「もう終わった」の声を一蹴。フェデラーはまだ進化していた! (3ページ目)

  • 内田暁●文 text by Uchida Akatsuki photo by AFLO

 それにしても、現存するあらゆる記録やタイトルを手中に収めたと思えるフェデラーが、32歳になった今も、なぜ変革を恐れず上を追求し走り続けられるのか?

 その謎は、ファンのみならず、似た境遇にいた元選手たちの頭も悩ませているようだ。

 グランドスラム獲得通算14回の記録を持ち、フェデラーの「憧れ」でもあったピート・サンプラス(1988年~2003年/アメリカ)は、自身が32歳でツアーを退いた理由を、「体力よりもメンタルが疲れた。常に旅を重ねる生活が精神的に辛かった」と述懐している。その上で、彼はこう告白した。

「だからこそ僕は、ロジャーがなぜ、今もあのレベルでプレイできているのか不思議なんだ。彼は明日にでも、自分のキャリアに胸を張ってこの競技から離れられるはずなのに……」

 そんなサンプラスの問いへのヒントを、フェデラーは今大会の準決勝後に口にしている。

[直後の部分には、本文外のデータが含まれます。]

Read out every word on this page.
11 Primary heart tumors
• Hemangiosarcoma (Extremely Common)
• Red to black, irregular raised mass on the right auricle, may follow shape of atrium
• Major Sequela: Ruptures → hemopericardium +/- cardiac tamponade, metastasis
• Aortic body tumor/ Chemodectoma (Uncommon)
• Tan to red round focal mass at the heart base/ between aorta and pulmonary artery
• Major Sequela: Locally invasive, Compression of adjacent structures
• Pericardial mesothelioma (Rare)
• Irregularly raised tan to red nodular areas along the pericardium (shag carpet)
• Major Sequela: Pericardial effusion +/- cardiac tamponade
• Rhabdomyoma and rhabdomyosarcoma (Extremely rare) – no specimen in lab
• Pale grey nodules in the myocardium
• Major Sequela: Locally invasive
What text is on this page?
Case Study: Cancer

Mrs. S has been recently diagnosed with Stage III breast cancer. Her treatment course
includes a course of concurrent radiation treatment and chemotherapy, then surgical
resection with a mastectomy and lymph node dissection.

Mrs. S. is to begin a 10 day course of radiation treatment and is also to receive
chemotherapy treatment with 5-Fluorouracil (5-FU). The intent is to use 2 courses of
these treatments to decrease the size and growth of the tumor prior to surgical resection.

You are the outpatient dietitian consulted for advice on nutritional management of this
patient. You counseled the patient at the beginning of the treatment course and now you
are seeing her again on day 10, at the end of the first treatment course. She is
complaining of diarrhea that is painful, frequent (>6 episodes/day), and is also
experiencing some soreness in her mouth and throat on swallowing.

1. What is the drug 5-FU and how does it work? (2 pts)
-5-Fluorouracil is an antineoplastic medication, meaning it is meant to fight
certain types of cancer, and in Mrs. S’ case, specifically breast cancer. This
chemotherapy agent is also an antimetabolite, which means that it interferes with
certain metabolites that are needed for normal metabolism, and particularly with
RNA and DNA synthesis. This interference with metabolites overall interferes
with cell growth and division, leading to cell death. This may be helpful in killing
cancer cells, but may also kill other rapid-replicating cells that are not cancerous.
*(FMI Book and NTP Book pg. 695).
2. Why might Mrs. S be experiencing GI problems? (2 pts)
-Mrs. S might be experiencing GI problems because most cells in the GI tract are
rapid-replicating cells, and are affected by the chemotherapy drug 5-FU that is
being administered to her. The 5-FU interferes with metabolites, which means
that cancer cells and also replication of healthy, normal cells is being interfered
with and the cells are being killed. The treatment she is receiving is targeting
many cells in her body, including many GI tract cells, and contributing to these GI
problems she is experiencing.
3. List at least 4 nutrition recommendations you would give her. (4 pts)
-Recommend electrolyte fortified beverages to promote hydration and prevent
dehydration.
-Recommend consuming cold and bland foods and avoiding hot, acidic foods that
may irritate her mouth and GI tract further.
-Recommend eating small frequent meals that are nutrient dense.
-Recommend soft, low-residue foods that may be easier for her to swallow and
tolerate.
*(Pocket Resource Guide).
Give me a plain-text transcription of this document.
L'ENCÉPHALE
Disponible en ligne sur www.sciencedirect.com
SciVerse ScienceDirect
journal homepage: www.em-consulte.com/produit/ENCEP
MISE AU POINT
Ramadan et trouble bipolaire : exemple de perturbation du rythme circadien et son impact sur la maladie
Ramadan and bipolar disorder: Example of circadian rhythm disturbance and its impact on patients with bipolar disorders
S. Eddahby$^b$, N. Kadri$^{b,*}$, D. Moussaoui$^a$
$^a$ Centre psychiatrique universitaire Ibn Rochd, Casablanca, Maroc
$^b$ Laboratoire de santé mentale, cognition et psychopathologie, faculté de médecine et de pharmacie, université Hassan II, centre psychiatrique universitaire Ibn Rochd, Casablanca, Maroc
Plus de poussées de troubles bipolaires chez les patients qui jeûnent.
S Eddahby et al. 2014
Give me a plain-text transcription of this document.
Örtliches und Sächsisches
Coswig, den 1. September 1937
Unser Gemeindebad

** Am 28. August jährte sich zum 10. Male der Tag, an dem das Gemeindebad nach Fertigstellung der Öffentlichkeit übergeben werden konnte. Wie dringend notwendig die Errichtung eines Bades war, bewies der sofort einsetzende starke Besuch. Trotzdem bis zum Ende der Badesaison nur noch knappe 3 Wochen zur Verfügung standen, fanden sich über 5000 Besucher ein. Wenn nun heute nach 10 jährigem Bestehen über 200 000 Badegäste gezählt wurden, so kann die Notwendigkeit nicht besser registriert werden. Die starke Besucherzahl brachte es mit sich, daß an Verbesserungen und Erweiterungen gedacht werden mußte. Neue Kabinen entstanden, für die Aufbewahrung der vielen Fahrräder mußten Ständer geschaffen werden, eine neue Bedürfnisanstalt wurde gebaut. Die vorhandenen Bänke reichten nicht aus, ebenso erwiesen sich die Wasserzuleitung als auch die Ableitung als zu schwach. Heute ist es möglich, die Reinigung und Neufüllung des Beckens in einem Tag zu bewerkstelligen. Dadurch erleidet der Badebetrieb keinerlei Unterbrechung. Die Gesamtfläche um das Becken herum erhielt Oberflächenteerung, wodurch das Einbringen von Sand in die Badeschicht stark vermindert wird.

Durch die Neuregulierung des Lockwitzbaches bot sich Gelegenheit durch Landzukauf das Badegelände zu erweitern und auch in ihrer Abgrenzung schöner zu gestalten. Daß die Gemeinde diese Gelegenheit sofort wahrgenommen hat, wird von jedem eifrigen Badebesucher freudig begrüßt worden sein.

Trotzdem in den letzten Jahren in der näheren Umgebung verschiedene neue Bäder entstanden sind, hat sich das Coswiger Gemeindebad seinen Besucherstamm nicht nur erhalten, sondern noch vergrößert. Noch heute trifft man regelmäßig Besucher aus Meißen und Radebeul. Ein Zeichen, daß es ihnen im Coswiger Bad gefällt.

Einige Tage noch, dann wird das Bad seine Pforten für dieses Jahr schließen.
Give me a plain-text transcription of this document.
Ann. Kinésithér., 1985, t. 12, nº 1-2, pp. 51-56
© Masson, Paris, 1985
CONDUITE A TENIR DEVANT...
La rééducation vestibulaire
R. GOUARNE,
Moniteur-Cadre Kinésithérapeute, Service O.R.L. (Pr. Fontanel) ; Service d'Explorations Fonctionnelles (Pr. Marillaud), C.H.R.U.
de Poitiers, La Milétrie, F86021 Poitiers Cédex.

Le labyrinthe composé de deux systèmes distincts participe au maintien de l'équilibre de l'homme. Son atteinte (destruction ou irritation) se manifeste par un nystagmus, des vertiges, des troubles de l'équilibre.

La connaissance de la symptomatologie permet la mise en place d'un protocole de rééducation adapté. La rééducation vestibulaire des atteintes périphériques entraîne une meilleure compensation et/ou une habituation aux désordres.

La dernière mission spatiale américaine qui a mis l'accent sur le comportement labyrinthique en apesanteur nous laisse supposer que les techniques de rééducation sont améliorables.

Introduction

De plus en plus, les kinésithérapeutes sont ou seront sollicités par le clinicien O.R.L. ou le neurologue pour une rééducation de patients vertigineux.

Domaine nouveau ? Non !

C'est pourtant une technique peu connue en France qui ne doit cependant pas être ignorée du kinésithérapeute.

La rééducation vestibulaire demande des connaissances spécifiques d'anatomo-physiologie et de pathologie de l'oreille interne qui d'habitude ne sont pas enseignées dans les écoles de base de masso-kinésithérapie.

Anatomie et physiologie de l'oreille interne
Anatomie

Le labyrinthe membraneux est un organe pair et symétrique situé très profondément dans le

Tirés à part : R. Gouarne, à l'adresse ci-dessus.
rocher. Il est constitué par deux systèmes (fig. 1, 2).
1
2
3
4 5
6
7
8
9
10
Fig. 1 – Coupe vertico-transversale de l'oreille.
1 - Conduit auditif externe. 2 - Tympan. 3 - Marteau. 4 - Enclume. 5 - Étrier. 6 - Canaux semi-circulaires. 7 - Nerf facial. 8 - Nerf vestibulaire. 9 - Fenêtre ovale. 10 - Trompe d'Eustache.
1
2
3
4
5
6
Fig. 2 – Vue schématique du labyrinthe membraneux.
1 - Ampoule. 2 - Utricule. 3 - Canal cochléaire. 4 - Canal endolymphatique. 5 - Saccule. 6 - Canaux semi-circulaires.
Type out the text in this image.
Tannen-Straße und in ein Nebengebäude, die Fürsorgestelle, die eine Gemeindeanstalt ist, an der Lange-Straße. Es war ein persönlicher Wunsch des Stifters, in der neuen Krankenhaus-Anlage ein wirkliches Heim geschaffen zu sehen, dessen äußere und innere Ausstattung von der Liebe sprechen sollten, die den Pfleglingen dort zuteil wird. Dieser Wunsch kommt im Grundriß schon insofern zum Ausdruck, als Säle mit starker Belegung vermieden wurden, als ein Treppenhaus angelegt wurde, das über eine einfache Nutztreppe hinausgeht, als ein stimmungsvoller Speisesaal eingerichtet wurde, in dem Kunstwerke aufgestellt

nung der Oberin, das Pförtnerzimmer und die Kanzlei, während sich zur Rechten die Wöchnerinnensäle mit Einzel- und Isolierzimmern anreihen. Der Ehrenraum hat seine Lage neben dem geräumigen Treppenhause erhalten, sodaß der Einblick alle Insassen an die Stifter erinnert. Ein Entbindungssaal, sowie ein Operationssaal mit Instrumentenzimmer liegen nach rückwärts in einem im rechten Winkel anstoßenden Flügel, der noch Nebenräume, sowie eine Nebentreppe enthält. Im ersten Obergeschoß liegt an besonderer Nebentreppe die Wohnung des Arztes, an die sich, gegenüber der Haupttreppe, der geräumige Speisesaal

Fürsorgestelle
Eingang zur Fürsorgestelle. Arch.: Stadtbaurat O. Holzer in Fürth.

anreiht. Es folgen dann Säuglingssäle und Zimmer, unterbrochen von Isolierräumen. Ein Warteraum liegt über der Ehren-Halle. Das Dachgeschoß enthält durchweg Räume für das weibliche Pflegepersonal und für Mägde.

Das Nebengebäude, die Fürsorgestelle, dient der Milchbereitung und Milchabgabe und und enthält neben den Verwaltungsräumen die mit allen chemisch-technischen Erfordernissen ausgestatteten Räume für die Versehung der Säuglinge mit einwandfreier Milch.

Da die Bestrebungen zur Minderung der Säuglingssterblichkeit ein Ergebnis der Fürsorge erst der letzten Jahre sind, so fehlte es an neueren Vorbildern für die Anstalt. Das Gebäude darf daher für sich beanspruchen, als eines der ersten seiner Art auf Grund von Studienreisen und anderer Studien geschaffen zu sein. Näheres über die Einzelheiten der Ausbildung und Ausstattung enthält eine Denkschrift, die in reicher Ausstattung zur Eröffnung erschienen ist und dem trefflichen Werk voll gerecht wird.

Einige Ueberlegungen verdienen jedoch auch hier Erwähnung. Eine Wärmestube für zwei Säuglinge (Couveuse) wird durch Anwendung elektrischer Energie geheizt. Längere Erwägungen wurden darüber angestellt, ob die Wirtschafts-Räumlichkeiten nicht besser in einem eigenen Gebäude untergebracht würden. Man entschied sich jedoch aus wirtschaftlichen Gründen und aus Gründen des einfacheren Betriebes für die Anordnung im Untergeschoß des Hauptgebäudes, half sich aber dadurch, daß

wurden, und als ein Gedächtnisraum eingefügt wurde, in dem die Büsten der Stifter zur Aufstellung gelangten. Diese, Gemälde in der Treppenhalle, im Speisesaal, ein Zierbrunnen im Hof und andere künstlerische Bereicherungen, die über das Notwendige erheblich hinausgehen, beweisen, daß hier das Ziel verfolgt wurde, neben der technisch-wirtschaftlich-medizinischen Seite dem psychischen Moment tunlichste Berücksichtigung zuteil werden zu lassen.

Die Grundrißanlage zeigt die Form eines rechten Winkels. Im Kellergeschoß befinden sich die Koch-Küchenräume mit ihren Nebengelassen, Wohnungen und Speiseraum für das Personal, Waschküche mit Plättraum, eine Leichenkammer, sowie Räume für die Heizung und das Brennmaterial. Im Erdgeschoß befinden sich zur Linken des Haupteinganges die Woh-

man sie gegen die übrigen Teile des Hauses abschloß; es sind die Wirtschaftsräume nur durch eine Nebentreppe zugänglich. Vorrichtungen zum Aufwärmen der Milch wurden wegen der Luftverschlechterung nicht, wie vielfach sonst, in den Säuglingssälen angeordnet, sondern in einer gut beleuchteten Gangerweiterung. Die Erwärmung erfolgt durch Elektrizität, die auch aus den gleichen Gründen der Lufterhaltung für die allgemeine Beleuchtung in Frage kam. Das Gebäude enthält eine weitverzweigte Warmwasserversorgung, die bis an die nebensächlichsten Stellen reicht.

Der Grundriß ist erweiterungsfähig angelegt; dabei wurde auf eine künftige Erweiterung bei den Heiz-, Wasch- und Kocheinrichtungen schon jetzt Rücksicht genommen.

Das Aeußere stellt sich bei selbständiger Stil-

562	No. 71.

「現役を続けていくために一番大切なのは、競技に対する『愛』だと思う。好きでなければ、ツアーはあまりに辛いものになってしまうだろう。だから実際のところ、僕にとってテニスを続けるのは、難しいことではないんだ。僕は、どうしてテニスをやっているのか、良く分かっているからね」

 今もフェデラーを走らせるもの――、それはテニスへの変わらぬ愛情や敬意だという。思えば彼ほど、テニスという競技そのものへの純粋な情熱を口にしてきた選手も珍しい。

 フェデラーはエドバーグをコーチにしたとき、「子どものころのアイドルをコーチにできるなんて、夢のようだ」と言い、「ステファンと食事をしながら、彼が現役時代の話などもいろいろと聞いたんだ」と少年のように目を輝かせた。

 フェデラーは、多くの試合を見ることでも有名だ。男子のみならず、女子やジュニアにも目を向け、「あの選手のプレイが好きなんだ」と無邪気に称賛することも珍しくない。

 また彼は、テニスが有する伝統にも敬意を表する。ビデオ判定を用いる「チャレンジシステム」の導入に最も大きな声で異論を唱えていたのも、フェデラーだった。「線審や主審への敬意が薄れる」というのが彼の危惧であり、競技から「人間臭さ」が消えてしまうことを憂慮したのだろう。